A mediados del siglo pasado, un grupo de historiadores de la ciencia, sobre todo historiadoras y fundamentalmente estadounidenses, se hicieron la pregunta clave: ¿cómo es posible que las mujeres no hayan hecho ciencia? ¿Por qué en el resto de las disciplinas intelectuales aparecen nombres femeninos y en la ciencia, no? Aquélla era una buena pregunta, y, como la mayoría de los científicos saben, detrás de una buena pregunta suelen llegar buenas respuestas. Y llegaron. Llegaron en forma de cientos de nombres de científicas. Así que sí había mujeres, sí había habido a lo largo de la historia científicas que habían hecho importantes descubrimientos. Y aquí llegó la segunda pregunta importante: ¿por qué esos nombres eran desconocidos? ¿Por qué no aparecían en las historias de la ciencia?

A pesar de su enorme dificultad, la respuesta a la primera pregunta era más sencilla porque “sólo” requirió un trabajo de investigación documental. La respuesta a la segunda está aún en discusión y probablemente seguirá de esa manera durante mucho tiempo. El problema con esta posible segunda respuesta es que exige un enorme trabajo de investigación sociológica e histórica que desentrañe las razones por las que nuestra sociedad ha sido y es discriminatoria con las mujeres.

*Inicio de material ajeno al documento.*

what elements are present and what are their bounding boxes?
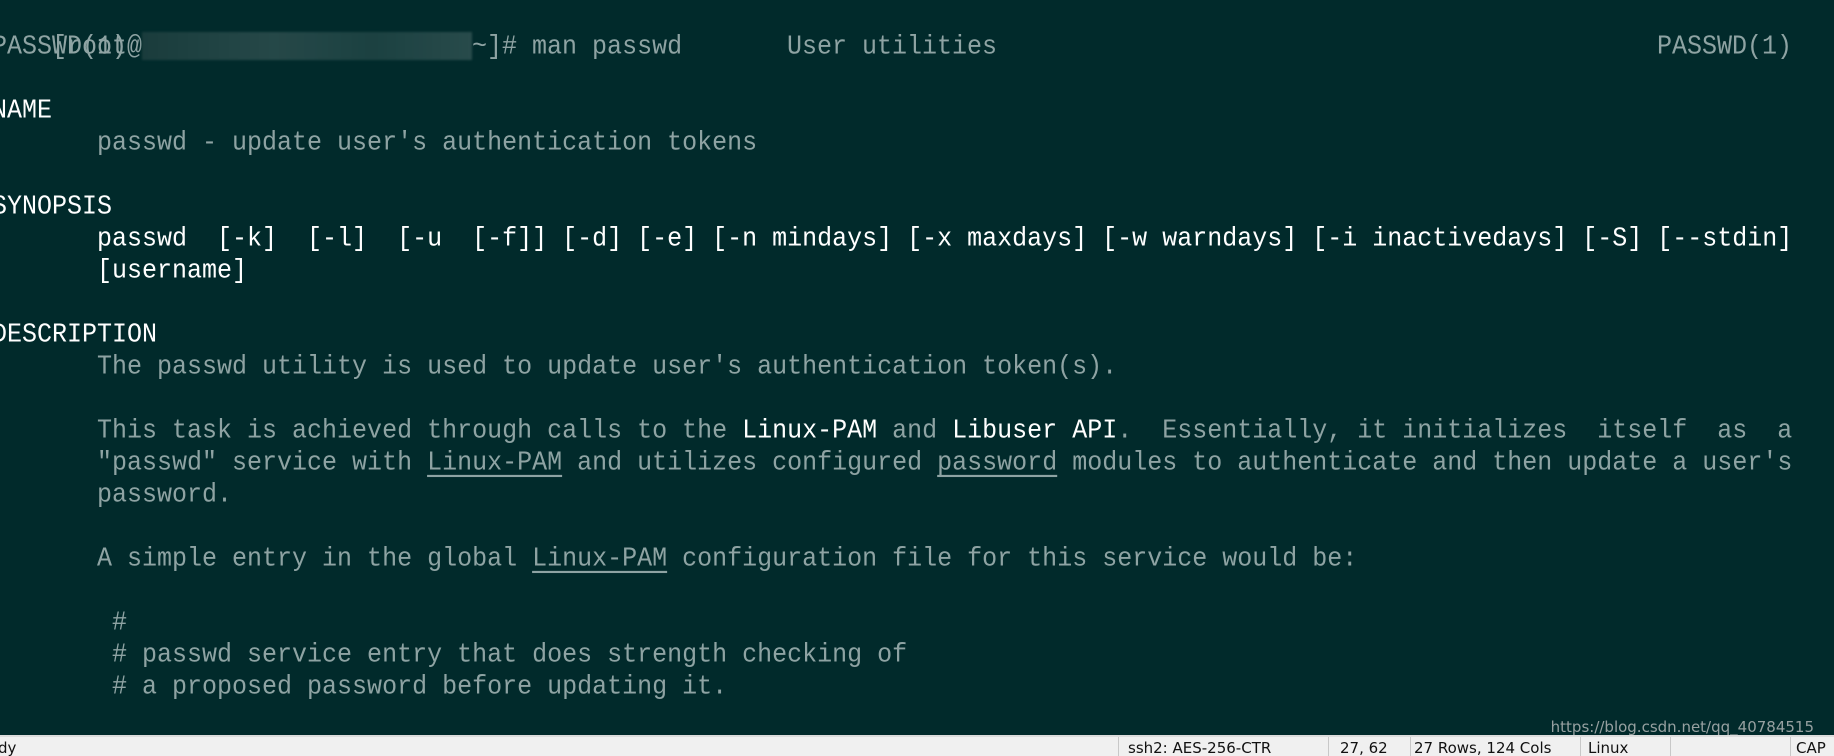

Pero, por el momento, nos quedamos con la primera respuesta, esa que nos ha proporcionado cientos de historias apasionantes. Como la de Mary Anning (Inglaterra, 1799-1847) que nació y vivió en una tierra, Lyme Regis, cuyos acantilados son especialmente ricos en fósiles marinos del período jurásico. Esta mujer mantuvo a su familia con la recogida y preparación de fósiles. Fue la descubridora del primer ictiosaurio y del primer plesiosaurio. Sus fósiles acababan en manos de científicos, de museos y de ciudadanos de alto poder adquisitivo que en aquellos años habían popularizado los “gabinetes de curiosidades” en los que exhibían ejemplares raros de animales y plantas.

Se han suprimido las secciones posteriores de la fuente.